Die Bewilligung der Durchbeförderung wird begehrt zur Vollstreckung der Strafe
aus dem Urteil des Tribunal Federal de Primera Instancia de Nueva Gales del Sur-
Australia vom 11. Juli 2005. Danach wurde der Verfolgte zu einer Freiheitsstrafe
von zehn Jahren verurteilte, weil er mit knapp 6 kg Kokainzubereitung, die er in
seinem Gepäck versteckt hatte, über den Flughafen Sydney nach Australien
einreiste.
Gegen die Bewilligung der Durchbeförderung bestehen keine Bedenken.
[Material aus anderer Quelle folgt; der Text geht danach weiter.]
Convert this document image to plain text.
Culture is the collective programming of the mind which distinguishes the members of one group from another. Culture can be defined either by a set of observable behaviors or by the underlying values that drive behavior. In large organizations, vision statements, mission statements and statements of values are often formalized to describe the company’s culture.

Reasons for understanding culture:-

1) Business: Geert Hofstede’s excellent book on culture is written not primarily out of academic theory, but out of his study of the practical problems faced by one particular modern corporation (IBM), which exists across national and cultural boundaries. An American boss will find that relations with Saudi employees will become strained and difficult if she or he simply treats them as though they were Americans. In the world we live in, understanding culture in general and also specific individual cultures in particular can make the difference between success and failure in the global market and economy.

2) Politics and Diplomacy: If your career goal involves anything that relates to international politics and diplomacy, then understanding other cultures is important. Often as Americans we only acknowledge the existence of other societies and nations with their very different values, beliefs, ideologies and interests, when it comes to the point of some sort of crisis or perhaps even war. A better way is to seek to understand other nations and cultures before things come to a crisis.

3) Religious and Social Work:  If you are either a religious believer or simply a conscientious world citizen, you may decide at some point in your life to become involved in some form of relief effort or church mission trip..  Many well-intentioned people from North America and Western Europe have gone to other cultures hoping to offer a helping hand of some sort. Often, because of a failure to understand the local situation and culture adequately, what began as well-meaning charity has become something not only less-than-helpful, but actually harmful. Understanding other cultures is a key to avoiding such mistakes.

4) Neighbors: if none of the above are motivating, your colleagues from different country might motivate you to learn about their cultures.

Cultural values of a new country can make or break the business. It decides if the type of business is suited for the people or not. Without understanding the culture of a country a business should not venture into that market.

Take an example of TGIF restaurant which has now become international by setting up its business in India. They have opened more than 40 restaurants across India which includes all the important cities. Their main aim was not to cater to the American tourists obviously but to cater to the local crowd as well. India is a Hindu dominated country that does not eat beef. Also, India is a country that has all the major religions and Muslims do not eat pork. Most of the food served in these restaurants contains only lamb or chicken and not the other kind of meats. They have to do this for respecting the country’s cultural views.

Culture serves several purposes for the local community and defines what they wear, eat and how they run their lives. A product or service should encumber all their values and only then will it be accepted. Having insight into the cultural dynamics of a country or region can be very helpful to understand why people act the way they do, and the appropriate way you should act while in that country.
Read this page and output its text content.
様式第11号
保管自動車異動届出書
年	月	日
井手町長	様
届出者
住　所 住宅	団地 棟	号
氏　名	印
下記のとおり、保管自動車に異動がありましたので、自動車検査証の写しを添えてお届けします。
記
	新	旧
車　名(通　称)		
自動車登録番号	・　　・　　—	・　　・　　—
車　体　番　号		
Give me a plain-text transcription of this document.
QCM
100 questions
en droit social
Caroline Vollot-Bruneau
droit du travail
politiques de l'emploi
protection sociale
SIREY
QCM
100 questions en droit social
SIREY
Es ist
unschädlich, dass die in § 65 IRG i.V.m. § 43 Abs. 2 und Abs. 3 Satz 1 Nr. 2b IRG
bezeichneten Unterlagen dem Senat nicht vorliegen. Das Ersuchen enthält
nämlich alle Angaben die nach § 83f Abs. 2 i.V.m. Abs. 1 IRG für die Bewilligung der
Durchlieferung erforderlich wären. Aus ihnen ergibt sich, dass sich die
australischen Stellen und die spanischen Stellen auf die Überstellung des
Verfolgten zur weiteren Vollstreckung der Freiheitstrafe geeinigt haben und der
Verfolgte dem zugestimmt hat. Danach wäre eine Durchlieferung des Verfolgten
aus Australien nach Spanien zulässig.
§ 83f Abs. 2 i.V.m. Abs. 1 IRG ist auf den hier vorliegenden Fall der
Durchbeförderung aus einem Drittstaat an einen Mitgliedstaat sinngemäß
anzuwenden. Dies folgt daraus, dass nach § 65 IRG die Durchbeförderung unter
geringeren Anforderungen als die Durchlieferung zulässig ist. Durch § 83f Abs. 2
IRG wiederum soll die Durchlieferung aus einem Drittstaat an einen Mitgliedsstaat
vereinfacht werden (vgl. BT-Drucks. 15/1718 S. 23). Wäre § 83f IRG auf die
Durchbeförderung nicht anwendbar, würde dies im Hinblick auf § 65 IRG im
Verhältnis zu Mitgliedstaaten zu einem Wertungswiderspruch führen, weil dann die
Durchbeförderung nur unter engeren Voraussetzungen zulässig wäre als die
Durchlieferung. Der Gesetzgeber hat bei der Umsetzung des Rahmenbeschlusses
über den Europäischen Haftbefehl und die Übergabeverfahren zwischen den
Mitgliedsstaaten der Europäischen Union den Fall der Durchbeförderung ersichtlich
nicht bedacht. Diese Regelungslücke schließt der Senat in dem oben ausgeführten
Sinne. Dem steht nicht entgegen, dass nach § 78 IRG, soweit die Vorschriften des
Achten Teils keine besonderen Regelungen enthalten, auf Ersuchen von
Mitgliedssaaten die übrigen Bestimmungen des IRG auf die im Zweiten, Dritten
und Fünften Teil geregelten Ersuchen eines Mitgliedstaates (hier: § 65 IRG)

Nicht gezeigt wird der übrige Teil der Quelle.